I have been trying to use printf inside a buggy device function as an aid
to debugging it. It appears if I make an error in printf’s formating string,
eg confusing %lu with %d, no error is reported by the compiler nor at runtime
but my (debug) output is in correct.
Has anyone else experienced this?
Has anyone found a work around (other than the totally infeasible do not
make errors;-)
Are there any tools for checking printf before/during/after compiling?
Note that C/C++ compilers are under no obligation to check the consistency of the format string with the other arguments passed to printf().
C/C++ library functions are not built-ins as they may be in other languages, and theoretically you could re-define any one of them in any way you choose. This is the basis of interposer libraries for example that may provide error tracking [e.g. malloc/realloc/free] or profiling functionality, or on occasion just override the vendor version of a function with a local version for higher performance. To facilitate this the DLLs containing the runtime library typically export the symbols with “weak” linkage.

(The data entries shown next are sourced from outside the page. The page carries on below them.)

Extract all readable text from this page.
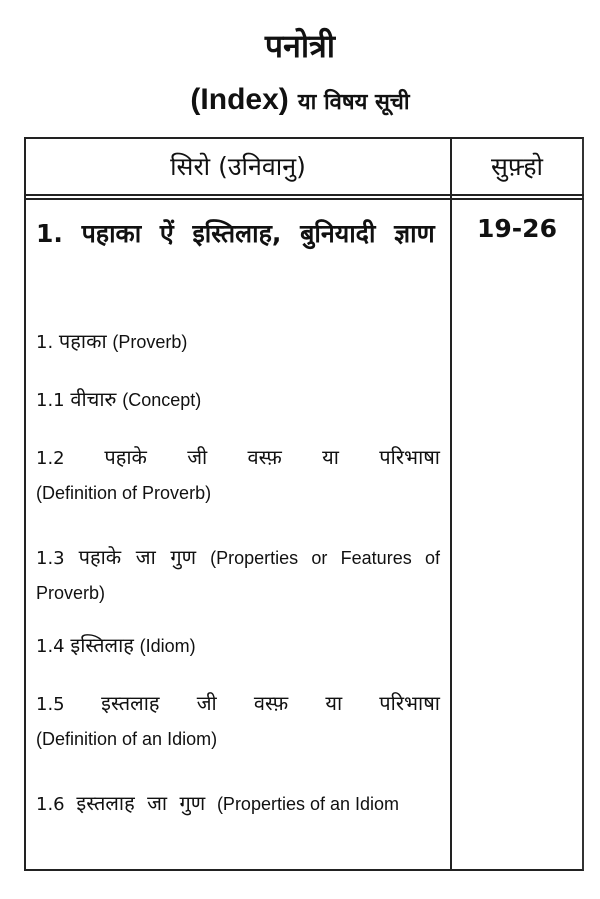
पनोत्री
(Index) या विषय सूची
सिरो (उनिवानु)	सुफ़्हो
1. पहाका ऐं इस्तिलाह, बुनियादी ज्ञाण	19-26
1. पहाका (Proverb)
1.1 वीचारु (Concept)
1.2 पहाके जी वस्फ़ या परिभाषा (Definition of Proverb)
1.3 पहाके जा गुण (Properties or Features of Proverb)
1.4 इस्तिलाह (Idiom)
1.5 इस्तलाह जी वस्फ़ या परिभाषा (Definition of an Idiom)
1.6 इस्तलाह जा गुण (Properties of an Idiom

To illustrate the point, the following is perfectly legal C code and should be compiled without complaints by any C compiler (just to be sure I tried the Microsoft and Intel compilers at warning level 3).
#include <stdio.h>
#include <stdlib.h>
int printf (const char *cp, ...)
{
puts ("42\n");
return (int)cp;
}
int main (void)
{
const int a = 43;
printf ("%d", a);
return EXIT_SUCCESS;
}
As an extension to the language standards, some compilers, under certain settings, may treat various library functions as “well-known” functions, and apply extended error checking to emit warnings in the case of printf() or apply optimizations, e.g. replacing calls to pow() with an equivalent sequence of multiplications.
Best I know, at present the CUDA toolchain does not offer such functionality, either for purposes of extended error checking or for performance.
Dear njuffa,
Thank you for your very rapid and helpful reply.
I guess we will all have to be careful.
Its good to know I am not missing anything obvious.